I live in a small town, no fiber here and the only alternative to cable is 10 mbps through the phone line. (Which isn't stable either) We're happy to get HD on Netflix in the evening, if it works at all. So game streaming is simply not an option, unless you like endless frustration.

Funny, I see physical as space saving. When I need room for a new game, just delete the physical installs. The digital ones stay since they can take a long time to download again. Patches are a pita though. This morning some game had a 14GB patch while I was trying to play GT Sport. It took well over an hour to download, and during the 3 races I did on PS5 it seemed my internet was scrambled. Cars jumping all over the place, major lag. First I blamed my internet, yet after I switched to ps4 pro (while the ps5 kept on downloading) racing was smooth again. Maybe the PS5 can't handle downloading while playing, or my internet cleared up right as I switched. It's Sunday, second worst internet day after Saturday :/

Oh, interesting.  I'm sorry your internet experience is so crappy!  Mine is the opposite, I have two gigabit connections from two different providers (one as redundancy for the other, since I need it for work and 100% uptime is mission critical for me).  In practical terms, one gets used mostly for work and the other gets used mostly for entertainment, but each is available for either purpose in a pinch.  I didn't realize how spoiled I was, and I appreciate you educating me.  I do sometimes forget that the small town/rural availability of services can be far less.

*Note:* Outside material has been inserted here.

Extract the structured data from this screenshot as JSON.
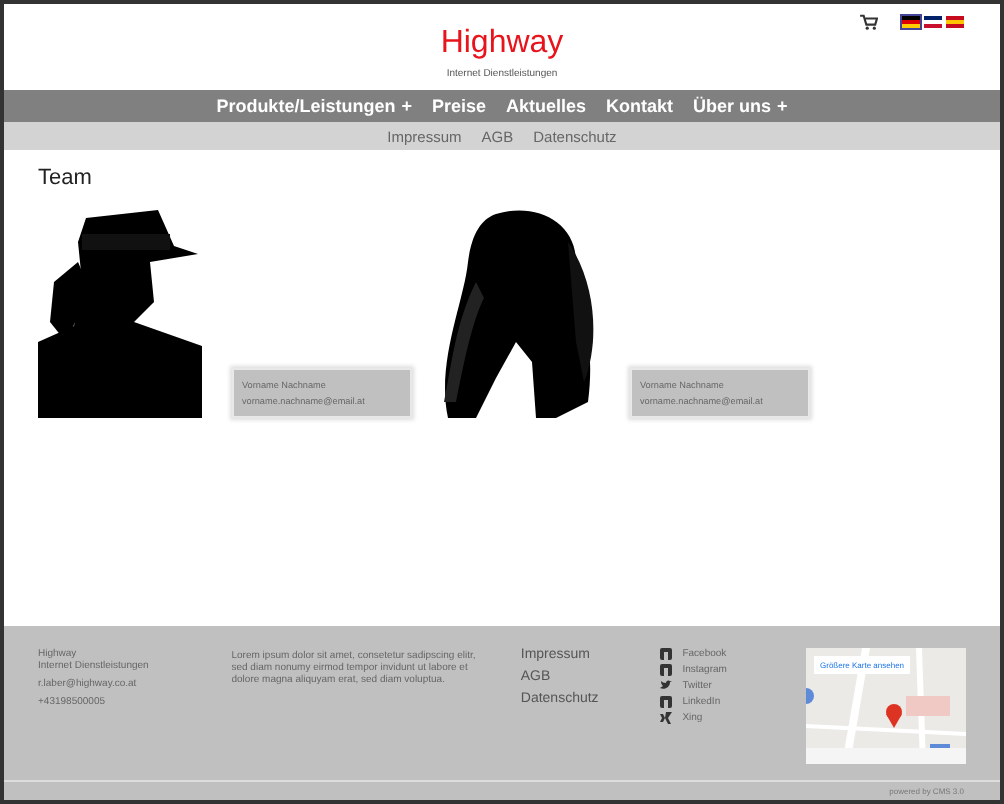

Stacks upon stacks of games take up a lot more space than an large external HDD.  Anything I might download again sometime soon gets moved to the HDD, rather than deleted.  When it comes time to play something on the HDD, I just transfer it back to an SSD and play.  As a game gets older and the patches/updates get larger re-installing a physical game could trigger a very large download, and if you have a slow/unreliable connection and that would potentially take a LOT of time.  Whereas putting them on an external HDD avoids that.  And I can't speak for the PS5, but the Xbox can even keep the games on the HDD updated with new patches/updates in the meantime.

After collecting game carts/discs for Intellivision, Genesis, TurboGrafx-16, Jaguar, Saturn, Dreamcast, Xbox, GameCube, and Xbox 360 (not to mention for Lynx, Game Gear, GBA, DS, and PSP), I said enough was enough.  Keeping them organized, dusted, moving them when I move house, etc., was becoming a colossal pain in the butt, and taking up a ridiculous amount of space!